SONAR SAEs — architecture comparison
Four-variant SAE comparison set on SONAR sentence embeddings, supporting Table 1 of:
Interpretability of Text Auto-Encoders using Sparse Auto-Encoders: A Sandbox for Interpreting Neuralese. Nicky Pochinkov & Jason Rich Darmawan, EACL 2026 (submitted).

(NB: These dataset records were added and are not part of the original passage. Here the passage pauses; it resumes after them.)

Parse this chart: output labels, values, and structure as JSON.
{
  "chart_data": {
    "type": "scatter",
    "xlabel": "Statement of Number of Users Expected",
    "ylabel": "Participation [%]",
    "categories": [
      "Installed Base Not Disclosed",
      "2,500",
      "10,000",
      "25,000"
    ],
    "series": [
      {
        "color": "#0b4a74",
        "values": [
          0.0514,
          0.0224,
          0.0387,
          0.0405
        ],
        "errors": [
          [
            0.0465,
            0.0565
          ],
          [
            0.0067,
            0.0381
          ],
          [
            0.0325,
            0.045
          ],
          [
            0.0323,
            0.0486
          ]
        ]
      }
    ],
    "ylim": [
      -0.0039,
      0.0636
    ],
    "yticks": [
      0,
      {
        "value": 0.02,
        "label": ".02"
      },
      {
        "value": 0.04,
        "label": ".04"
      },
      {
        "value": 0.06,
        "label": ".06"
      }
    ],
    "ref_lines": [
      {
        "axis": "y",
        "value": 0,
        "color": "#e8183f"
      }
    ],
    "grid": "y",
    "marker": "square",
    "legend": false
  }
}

The four variants compared are: JumpReLU, Gated, Gated Normed, BatchTopK.
Configuration (shared)
| Input dim ($d_{\text{in}}$) | 1024 (SONAR embedding) |
| SAE dim ($m$) | 16,384 |
| dtype | float32 |
| Training samples | ~10M SONAR embedding vectors |
| Variant-specific | matched realised $L_0$ for fair comparison |
Architecture-specific gate/value parameters and sparsity penalties (or
$K$ for TopK) were tuned per variant to hit a comparable $L_0$ at
evaluation; see Section 3 of the paper and Appendix B for the
implementation-level differences (in particular how Gated Normed
closes the shrink–amplify pathology of plain Gated).
Files
Each subdirectory is one wandb-tagged training run, containing
PyTorch Lightning checkpoints (epoch=N-step=K.ckpt) and last.ckpt.
The wandb run IDs match those in the wandb logs repo.
Loading
import torch
ckpt = torch.load("<run_id>/last.ckpt", map_location="cpu")
# Inspect ckpt["hyper_parameters"] for the variant + config